22C:21 Computer Science II: Study Guide for Final
The final is open notes/book. It is from 2:15-4:15 in
Room 1505 SC (our classroom) on Monday, 5/8.
For the final you should read (i) your notes from lectures
and discussion sections, (ii) problem sets and their solutions,
(iii) projects and their solutions,
(iv) sample code, (v) relevant material from the textbook, and
(vi) Lafore's code.
From the text book read: Chapter 4 (exluding the material on
parsing arithmetic expressions), Chapter 6, Chapter 7 (excluding
the material on radix sort), Chapter 8 (excluding the material
on Huffman codes), Chapter 12, Chapter 13
(only pages 615-642), Chapter 14 (only pages 687-707).
The final exam is comprehensive in the sense that material covered
before the midterm such as running time analysis, linked lists,
etc. will be quite relevant.
However, the focus will be on material covered after the midterm.
A detailed list of these topics is below.
Specific topics, that the final covers, are:
- Adjacency list representation of graphs: how to
implement the methods addEdge, deleteEdge,
deleteVertex, etc. of the myGraph class
if we change the underlying representation from an adjacency
matrix representation to an adjacency list representation;
determining the running times of these methods as a function
of the number of vertices and the number of edges in the graph;
comparing these running times with corresponding running times
in the adjacency matrix implementation.
A bit of this is covered in Chapter 13 on Graphs.
- Simple examples of recursion: computing Fibonacci numbers,
linear search, binary search, etc.
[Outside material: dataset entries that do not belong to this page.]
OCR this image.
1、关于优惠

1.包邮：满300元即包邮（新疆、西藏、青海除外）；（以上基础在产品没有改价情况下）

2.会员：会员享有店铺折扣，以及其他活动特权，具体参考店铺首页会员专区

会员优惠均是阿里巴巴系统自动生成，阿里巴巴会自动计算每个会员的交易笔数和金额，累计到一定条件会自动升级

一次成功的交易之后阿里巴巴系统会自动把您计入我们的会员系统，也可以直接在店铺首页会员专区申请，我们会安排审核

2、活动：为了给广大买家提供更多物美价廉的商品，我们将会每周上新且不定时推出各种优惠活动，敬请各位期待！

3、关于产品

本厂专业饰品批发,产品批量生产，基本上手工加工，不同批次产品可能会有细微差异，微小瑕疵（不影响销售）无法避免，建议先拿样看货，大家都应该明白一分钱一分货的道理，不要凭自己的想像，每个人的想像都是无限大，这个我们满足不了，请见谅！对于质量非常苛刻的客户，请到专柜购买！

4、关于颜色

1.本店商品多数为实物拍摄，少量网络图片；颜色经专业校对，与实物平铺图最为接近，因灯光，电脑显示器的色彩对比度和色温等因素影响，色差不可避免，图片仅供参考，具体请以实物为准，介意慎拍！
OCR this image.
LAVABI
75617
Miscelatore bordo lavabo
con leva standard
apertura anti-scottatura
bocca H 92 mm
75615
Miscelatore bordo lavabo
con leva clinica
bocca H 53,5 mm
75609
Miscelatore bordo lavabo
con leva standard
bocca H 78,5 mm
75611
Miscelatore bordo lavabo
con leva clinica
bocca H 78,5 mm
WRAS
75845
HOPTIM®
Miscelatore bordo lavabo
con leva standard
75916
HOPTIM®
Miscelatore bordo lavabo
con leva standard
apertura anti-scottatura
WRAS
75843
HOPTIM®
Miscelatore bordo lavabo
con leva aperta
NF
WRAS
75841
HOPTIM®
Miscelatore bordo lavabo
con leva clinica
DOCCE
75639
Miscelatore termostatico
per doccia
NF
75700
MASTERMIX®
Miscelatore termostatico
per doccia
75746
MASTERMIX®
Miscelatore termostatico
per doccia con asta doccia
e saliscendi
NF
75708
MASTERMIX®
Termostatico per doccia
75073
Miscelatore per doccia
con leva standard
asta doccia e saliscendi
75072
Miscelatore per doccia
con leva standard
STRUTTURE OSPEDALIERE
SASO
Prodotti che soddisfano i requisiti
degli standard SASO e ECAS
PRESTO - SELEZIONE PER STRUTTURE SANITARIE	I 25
Drawing recursion trees that show the
execution of recursive algorithms.
- Implementing divide-and-conquer sorting algorithms using recursion:
mergeSort and quickSort, the merge function
and the partition function, and running time analysis of these
improving the running time of quickSort by using median-of-three
rule and randomization;
the recursive solution to the Towers of Hanoi problem.
Chapters 6 and 7.
- Implementing backtracking using recursion:
the knapsack problem and its solution,
the Queens problem and its solution, and
depth first traversal.
Chapters 6 and 13.
- The Stack ADT and the connection between recursion and stacks:
activation records and the system stack; translating recursive functions
into equivalent functions that make explicit use of the stack;
examples such as: the stack based fibonacci function and the
stack based solution to the Towers of Hanoi problem.
Chapters 4 and 6.
- The Queue ADT and implementing breadth-first search:
different implementations of the Queue ADT, application of the
Queue ADT to breadth first search, and computation of the breadth first search
Chapters 4 and 13.
- The PriorityQueue ADT and binary heaps:
what a binary heap is and
how the PriorityQueue ADT is implemented by a binary heap,
implementation of a binary heap using an array,
the running times of binary heap operations.
- Heap Sort and Dijkstra's shortest path algorithm:
using a binary heap to sort in O(n log n) time;
Dijkstra's shortest path algorithm and its two implementations:
one that runs in O(n^2) and the other (based on binary heaps)
that runs in O((m+n) log n) time.
Chapters 12 and 14.
- Skip lists:
how skip lists generalize the notion of linear lists, what role
randomization plays, implementation of the skip list operations.
Problem Set 12 and the links therein.
- Binary Search trees:
what a binary search tree is, the implementation of the three binary
search tree operations, and their running time.
The final contains 5 problems, each worth 40 points.